Introduction
A PyTorch Implementation of Unsupervised Neural Word Segmentation for Chinese via Segmental Language Modeling
Implemented features
Models:
- Unsupervised Learning with Segmental Language Models
- Supervised Learning with Segmental Language Models
Usage
Chinese Corpus:
- segmented.txt: segmented data set for supervised training
- unsegmented.txt: unsegmented data set. You can use both this data set and test.txt for unsupervised training
- test.txt: unsegmented data set for evaluation
- test_gold.txt: gold segmented test data set
Train
For example, this command train an unsupervised SLM model on pku dataset with maximal segment length 4 and GPU 0.
bash run.sh train unsupervised pku 4 0
Check run.sh and argparse configuration at codes/run.py for more arguments and more details.
Predict
bash run.sh predict unsupervised pku 4 0
Evaluation
bash run.sh eval unsupervised pku 4
Speed
The Segmental Language Models usually take about 30 - 50 minutes to converge, which depends on the maximal segment length (2 - 4).
Unsupervised results of the SLM model (Maximal Segment Length = k)

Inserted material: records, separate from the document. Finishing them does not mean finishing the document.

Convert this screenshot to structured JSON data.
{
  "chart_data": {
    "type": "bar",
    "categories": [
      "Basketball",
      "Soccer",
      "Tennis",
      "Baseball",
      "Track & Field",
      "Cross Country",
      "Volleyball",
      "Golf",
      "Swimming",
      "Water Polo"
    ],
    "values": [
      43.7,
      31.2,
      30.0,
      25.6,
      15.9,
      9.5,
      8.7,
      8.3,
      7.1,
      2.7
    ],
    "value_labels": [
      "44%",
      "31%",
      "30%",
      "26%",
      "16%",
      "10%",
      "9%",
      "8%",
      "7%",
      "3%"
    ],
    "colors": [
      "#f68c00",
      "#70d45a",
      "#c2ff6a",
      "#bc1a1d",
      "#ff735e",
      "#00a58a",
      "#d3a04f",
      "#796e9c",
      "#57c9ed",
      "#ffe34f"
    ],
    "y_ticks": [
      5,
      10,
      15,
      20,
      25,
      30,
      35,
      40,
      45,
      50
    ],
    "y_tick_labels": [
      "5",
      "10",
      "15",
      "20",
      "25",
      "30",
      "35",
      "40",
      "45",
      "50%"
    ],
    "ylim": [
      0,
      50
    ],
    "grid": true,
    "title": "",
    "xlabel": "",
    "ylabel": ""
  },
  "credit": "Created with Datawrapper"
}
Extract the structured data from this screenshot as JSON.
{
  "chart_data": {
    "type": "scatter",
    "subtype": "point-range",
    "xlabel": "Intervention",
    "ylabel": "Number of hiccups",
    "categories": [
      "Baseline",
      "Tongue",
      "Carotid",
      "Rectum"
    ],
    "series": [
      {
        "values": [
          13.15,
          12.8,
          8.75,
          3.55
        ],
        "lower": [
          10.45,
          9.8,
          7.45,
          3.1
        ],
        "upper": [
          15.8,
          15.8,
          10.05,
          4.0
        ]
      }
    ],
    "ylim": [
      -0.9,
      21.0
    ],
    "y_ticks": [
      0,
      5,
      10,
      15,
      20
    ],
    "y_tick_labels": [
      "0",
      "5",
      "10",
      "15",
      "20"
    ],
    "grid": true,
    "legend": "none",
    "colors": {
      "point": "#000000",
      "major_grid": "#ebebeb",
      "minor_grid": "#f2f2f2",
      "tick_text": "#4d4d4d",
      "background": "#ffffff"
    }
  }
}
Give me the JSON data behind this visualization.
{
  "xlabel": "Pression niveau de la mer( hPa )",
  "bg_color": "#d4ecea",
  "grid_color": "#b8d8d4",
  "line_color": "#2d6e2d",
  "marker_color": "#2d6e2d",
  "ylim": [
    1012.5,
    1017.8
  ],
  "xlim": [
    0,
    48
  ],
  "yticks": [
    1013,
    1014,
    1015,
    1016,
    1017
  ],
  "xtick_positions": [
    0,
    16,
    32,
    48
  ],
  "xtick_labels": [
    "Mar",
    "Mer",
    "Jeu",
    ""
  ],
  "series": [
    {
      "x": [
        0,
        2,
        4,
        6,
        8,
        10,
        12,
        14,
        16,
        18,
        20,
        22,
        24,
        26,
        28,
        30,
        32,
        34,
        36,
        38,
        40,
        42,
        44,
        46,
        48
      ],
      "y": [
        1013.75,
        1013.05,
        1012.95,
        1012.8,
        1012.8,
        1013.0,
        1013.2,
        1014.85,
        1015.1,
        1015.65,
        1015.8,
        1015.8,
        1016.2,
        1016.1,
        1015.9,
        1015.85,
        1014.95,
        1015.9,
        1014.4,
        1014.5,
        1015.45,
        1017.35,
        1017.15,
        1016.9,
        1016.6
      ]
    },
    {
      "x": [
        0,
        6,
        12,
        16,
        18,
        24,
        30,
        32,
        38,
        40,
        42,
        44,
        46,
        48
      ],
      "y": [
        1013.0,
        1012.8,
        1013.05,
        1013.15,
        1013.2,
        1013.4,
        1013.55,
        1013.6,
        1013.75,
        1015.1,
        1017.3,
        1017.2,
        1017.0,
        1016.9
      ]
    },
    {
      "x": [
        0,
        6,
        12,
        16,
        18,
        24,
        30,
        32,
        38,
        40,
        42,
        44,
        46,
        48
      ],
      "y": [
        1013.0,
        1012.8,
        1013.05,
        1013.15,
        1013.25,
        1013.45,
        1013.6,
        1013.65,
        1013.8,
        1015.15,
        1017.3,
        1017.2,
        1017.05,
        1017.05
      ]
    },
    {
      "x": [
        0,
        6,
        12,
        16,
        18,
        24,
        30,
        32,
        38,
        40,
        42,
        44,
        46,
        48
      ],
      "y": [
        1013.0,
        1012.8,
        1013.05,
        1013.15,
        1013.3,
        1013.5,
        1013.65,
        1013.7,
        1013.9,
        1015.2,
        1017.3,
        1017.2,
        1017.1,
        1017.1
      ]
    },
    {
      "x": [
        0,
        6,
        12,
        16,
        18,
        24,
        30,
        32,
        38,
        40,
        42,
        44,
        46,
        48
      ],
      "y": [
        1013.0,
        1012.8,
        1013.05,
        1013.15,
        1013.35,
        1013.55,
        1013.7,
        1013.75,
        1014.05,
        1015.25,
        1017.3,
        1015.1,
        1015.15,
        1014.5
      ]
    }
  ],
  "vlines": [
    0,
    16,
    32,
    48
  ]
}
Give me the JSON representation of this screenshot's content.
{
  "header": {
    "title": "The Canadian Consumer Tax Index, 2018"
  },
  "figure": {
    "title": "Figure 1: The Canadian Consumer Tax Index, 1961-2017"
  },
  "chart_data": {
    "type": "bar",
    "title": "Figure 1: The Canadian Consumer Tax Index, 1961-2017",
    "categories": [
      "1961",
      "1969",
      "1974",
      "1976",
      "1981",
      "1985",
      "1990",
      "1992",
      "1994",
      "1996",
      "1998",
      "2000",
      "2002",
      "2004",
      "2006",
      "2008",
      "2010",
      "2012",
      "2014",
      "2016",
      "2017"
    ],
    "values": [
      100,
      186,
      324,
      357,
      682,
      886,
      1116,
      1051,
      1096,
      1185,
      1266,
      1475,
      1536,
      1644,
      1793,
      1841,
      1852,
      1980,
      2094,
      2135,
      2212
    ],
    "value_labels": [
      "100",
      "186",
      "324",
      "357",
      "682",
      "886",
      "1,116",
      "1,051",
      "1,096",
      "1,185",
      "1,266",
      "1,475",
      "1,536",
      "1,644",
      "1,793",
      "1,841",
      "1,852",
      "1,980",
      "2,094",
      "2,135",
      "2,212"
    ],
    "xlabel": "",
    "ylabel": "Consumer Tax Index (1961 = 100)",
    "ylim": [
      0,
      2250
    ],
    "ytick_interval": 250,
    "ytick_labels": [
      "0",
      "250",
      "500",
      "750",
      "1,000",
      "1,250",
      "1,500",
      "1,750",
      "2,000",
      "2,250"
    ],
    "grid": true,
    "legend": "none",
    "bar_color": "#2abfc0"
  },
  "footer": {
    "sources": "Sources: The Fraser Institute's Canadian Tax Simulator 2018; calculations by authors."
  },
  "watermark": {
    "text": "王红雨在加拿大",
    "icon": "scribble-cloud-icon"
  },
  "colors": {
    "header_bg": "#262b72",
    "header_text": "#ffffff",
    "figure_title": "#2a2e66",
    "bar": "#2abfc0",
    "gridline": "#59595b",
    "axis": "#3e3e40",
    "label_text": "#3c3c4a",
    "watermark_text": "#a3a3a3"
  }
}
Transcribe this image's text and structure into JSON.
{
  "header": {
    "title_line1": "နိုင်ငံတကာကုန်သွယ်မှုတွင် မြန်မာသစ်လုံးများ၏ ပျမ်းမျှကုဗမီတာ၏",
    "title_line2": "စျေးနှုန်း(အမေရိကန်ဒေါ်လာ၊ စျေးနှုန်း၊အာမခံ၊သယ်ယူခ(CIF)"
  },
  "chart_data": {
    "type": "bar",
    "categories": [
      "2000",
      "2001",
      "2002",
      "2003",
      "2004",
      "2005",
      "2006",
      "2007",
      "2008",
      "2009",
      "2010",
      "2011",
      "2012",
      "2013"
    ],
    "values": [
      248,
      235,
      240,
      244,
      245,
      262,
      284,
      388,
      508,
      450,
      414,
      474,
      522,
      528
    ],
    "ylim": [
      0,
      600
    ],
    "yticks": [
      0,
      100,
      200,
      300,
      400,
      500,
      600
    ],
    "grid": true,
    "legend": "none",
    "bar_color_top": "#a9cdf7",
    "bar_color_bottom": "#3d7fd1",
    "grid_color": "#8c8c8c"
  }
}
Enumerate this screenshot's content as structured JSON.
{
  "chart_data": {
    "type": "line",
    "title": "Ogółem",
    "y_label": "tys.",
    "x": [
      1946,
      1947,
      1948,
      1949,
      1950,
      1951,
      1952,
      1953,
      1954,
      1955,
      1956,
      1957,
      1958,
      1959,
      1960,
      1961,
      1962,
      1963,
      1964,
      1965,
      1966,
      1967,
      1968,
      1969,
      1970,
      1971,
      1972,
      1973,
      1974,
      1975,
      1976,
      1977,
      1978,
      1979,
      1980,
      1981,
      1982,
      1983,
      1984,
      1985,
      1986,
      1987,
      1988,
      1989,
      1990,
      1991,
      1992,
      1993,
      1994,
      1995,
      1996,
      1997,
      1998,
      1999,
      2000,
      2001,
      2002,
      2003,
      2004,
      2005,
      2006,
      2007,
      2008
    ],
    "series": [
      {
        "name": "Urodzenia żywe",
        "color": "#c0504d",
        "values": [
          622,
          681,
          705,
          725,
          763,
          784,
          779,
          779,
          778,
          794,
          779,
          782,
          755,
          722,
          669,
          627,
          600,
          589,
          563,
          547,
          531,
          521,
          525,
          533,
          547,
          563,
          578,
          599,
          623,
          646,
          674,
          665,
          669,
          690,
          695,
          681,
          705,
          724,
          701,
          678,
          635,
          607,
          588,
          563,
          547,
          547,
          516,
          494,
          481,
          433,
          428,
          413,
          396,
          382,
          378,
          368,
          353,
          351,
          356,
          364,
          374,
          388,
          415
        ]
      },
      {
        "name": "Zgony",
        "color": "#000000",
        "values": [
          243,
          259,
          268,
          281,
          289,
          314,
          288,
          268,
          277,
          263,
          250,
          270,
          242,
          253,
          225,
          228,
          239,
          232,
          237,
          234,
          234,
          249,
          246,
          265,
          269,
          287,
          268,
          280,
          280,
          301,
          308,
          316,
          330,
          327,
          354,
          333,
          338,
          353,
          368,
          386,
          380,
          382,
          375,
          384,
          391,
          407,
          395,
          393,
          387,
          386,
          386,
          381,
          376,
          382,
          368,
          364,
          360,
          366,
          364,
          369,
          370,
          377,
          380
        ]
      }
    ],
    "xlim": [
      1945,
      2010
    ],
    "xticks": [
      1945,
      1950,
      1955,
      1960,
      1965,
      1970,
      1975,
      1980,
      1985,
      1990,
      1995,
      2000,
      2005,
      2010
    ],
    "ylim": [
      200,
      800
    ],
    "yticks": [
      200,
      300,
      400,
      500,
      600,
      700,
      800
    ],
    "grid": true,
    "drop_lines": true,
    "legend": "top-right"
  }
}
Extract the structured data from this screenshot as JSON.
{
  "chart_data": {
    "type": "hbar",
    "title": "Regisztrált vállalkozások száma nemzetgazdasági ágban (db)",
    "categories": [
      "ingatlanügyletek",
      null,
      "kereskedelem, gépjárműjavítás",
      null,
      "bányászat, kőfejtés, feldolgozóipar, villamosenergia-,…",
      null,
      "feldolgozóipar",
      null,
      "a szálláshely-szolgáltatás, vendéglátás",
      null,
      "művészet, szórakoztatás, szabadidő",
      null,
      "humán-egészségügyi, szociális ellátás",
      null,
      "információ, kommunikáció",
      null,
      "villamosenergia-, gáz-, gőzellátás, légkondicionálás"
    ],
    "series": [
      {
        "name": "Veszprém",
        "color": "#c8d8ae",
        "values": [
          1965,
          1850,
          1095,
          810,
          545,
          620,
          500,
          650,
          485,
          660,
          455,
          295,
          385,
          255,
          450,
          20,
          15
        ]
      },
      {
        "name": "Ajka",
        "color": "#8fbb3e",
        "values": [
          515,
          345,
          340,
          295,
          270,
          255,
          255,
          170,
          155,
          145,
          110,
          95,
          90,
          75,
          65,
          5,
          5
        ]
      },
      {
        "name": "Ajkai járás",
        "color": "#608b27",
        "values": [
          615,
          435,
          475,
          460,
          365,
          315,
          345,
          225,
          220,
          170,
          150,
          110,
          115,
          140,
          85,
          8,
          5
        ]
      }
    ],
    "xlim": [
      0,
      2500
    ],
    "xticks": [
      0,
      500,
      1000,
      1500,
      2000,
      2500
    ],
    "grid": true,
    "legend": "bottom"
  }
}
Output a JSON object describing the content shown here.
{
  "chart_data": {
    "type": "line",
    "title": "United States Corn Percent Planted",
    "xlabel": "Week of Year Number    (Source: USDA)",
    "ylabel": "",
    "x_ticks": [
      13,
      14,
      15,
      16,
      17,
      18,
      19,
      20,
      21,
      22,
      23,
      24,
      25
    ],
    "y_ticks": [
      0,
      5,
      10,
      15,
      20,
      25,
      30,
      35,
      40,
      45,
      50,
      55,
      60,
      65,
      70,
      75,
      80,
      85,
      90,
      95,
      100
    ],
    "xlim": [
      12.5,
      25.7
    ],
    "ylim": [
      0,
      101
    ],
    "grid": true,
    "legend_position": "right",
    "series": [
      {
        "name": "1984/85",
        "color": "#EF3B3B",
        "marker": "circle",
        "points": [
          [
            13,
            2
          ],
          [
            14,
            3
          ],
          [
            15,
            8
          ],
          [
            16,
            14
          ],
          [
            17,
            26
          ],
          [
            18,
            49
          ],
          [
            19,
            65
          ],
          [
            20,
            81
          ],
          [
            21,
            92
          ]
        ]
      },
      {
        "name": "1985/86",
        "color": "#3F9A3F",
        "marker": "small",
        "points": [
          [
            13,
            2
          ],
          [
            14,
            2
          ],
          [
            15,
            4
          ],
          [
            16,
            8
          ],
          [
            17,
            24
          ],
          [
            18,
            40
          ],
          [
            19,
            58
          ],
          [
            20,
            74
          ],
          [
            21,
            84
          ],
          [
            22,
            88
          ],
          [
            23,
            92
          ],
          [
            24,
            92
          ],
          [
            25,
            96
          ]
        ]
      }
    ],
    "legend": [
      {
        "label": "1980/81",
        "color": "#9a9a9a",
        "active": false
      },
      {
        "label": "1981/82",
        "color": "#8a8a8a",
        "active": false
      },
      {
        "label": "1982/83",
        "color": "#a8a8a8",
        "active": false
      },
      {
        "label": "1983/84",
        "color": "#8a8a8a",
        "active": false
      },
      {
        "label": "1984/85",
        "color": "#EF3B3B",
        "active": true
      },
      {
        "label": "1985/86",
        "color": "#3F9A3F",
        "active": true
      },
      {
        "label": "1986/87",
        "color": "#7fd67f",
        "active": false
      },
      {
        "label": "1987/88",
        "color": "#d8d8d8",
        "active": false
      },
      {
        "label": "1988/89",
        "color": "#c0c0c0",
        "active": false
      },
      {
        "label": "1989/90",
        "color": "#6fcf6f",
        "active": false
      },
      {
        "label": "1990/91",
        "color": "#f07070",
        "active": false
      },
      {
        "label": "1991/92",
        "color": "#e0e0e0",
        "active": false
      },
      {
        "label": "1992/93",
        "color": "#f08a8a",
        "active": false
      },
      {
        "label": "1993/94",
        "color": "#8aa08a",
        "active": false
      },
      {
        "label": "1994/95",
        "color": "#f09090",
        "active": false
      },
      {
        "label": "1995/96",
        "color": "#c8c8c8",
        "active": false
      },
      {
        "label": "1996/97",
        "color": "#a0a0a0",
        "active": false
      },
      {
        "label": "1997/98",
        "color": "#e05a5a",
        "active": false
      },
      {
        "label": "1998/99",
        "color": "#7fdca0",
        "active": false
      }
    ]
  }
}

Dataset | PKU | MSR | AS | CityU |
---|---|---|---|---|
k = 2 | 0.797 (0.802) | 0.776 (0.785) | 0.794 (0.794) | 0.786 (0.782) |
k = 3 | 0.803 (0.798) | 0.784 (0.794) | 0.800 (0.803) | 0.803 (0.805) |
k = 4 | 0.797 (0.792) | 0.782 (0.790) | 0.798 (0.804) | 0.798 (0.797) |
Note that this is a re-implementation of the SLM model. Due to the differences in detailed settings, such as data loader setting, dropout rate and learning rate, the re-implementation performance is a little different from what is reported in the paper.
Using the library
The python library is organized around 4 objects:
- InputDataset (dataloader.py): prepare data stream for training and evaluation
- CWSTokenizer (tokenization.py): work along with InputDataset for data pre-processing
- SegmentalLM (model.py): build the model and provide train/test API for SLM
- SLMConfig (model.py): manage configurations for SLM
The run.py file contains the main function, which parses arguments, reads data, initialize the model and provides the training loop.
Citation
If you use the codes, please cite the following paper:
@inproceedings{sun2018unsupervised,
title={Unsupervised Neural Word Segmentation for Chinese via Segmental Language Modeling},
author={Sun, Zhiqing and Deng, Zhi-Hong},
booktitle={Proceedings of the 2018 Conference on Empirical Methods in Natural Language Processing},
pages={4915--4920},
year={2018}
}